The article below, from the RAPV newsletter, gives good advice about how to properly finish a basement.
How to Finish Your Basement Right!
Like most things, planning a basement renovation is easier when you have all the right tools at your disposal. Read on to learn about a few tips and tricks you can use to make your project as quick and inexpensive as possible.
Tip #1: Find a good contractor.
Finding an experienced contractor can help make the renovation proceed as smoothly as possible. The contractor will be able to help you acquire all the necessary building permits that might be required by your city. This person's business network and connections can also be a huge asset when you are arranging subcontractors to help you with specific parts of the basement renovation.
Tip #2: Choose the right materials.
You will have to order or purchase the building materials for each phase of your basement upgrade, and it is important to make sure you choose the best materials for the job in every scenario. A good contractor will be able to help you make the right decisions about each of your building materials.
Tip #3: Increase airflow.
The basement tends to be the coldest room in the house. Many homes have the furnace at one end of the basement, making the opposite end chilly by comparison. Consider installing ducts with an in-line fan in order to even out your basement's temperature.
Tip #4: Check for signs of possible water damage.
Before you proceed with the renovation, check the foundation for cracks and check the basement floor for any pools or drips. Repairing any potential problems before you begin to renovate can save a lot of time and money down the road. If you live in a particularly damp climate, you might want to consider adding a vapor barrier before sealing off your walls and floors. Another way to reduce moisture in your basement is to offset the interior walls from the home's exterior walls. This can be done using thin strips of wood or metal, and can also be used to balance out an uneven exterior wall.

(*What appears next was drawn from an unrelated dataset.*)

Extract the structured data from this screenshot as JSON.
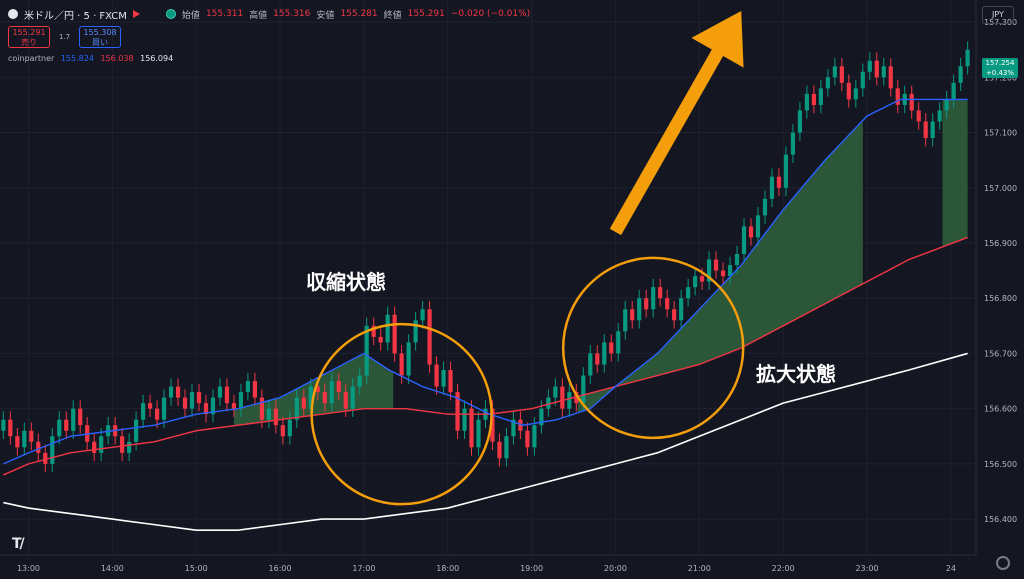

Tip #5: Add additional insulation.
Most basements are not as well insulated as the home's other levels, so if you are planning to start spending more time in the basement, it might be a good idea to add some extra insulation to your basement's walls.
Tip #6: Sand down your ceiling joists.
Many older homes have ceiling joists that are beginning to sag, and this can cause problems if you are installing a new ceiling in your basement. Sanding or planing these joists can help make your ceiling appear as smooth as possible. You can easily do this yourself by using a level and an electric sander.
These basic steps can help give your newly finished basement a solid foundation to grow from and become an integral part of your family's life.